Nasıl mı anlıyorum? Öğretmenlere bakarak değil, çocukların tepkilerine bakarak anlıyorum. Sorularıma ve örneklerime verdikleri cevaba bakarak… Bu buluşmalar halen kötü olan eğitimcileri de gösteriyor. Kitaplarımın eğlenceli kitaplar olduğunu herkes biliyor. Onlarla buluşmalarımızda kitaptaki örnekler üzerinden şakalaşıyorum, ama bazı çocuklar o kadar kapana kısılmış, o kadar katı bir eğitimden geçmiş ki, ne yapsam gülmüyorlar.
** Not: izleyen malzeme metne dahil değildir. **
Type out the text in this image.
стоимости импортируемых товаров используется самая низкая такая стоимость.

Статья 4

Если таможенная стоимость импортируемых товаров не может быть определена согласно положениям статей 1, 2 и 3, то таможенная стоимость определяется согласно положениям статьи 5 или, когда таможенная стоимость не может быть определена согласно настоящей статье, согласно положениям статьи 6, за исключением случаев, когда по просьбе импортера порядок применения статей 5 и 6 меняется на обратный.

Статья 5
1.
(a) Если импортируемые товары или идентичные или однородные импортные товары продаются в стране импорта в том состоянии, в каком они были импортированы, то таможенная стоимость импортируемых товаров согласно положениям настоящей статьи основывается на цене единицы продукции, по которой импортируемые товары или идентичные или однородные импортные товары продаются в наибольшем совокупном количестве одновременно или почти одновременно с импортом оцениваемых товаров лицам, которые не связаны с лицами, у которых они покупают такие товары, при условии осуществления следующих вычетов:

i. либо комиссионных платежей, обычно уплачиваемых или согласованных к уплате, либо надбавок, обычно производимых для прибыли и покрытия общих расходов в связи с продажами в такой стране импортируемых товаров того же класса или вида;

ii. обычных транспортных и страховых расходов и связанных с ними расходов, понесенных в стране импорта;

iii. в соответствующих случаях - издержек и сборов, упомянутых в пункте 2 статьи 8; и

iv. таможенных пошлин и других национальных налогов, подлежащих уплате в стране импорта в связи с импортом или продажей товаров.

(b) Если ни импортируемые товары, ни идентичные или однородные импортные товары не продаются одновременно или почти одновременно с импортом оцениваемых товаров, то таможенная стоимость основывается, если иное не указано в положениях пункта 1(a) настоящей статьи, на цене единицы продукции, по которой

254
Eğlenceli sorular soramıyor, hatta soru sormaktan korkuyorlar.

Nasıl sevebilirim ki böyle bir sistemi? Nasıl bir insan olacağıma karar veren sistemden yıllarca uzak dururken, kitaplarımı okuyan çocukların makineleştiğini, tektip bireyler haline geldiğini görünce, eğitim denilen kavrama olan öfkem daha da artıyor.

Öğretmenlere ilk önerim, dikkatli olmaları. Çünkü bir “şey” değil; bir insan yetiştiriyorlar. İyi bir insan olma yolunda onlara yoldaşlık ediyorlar. Çok sabırlı olmaları, umutlarını hiç yitirmemeleri gerek.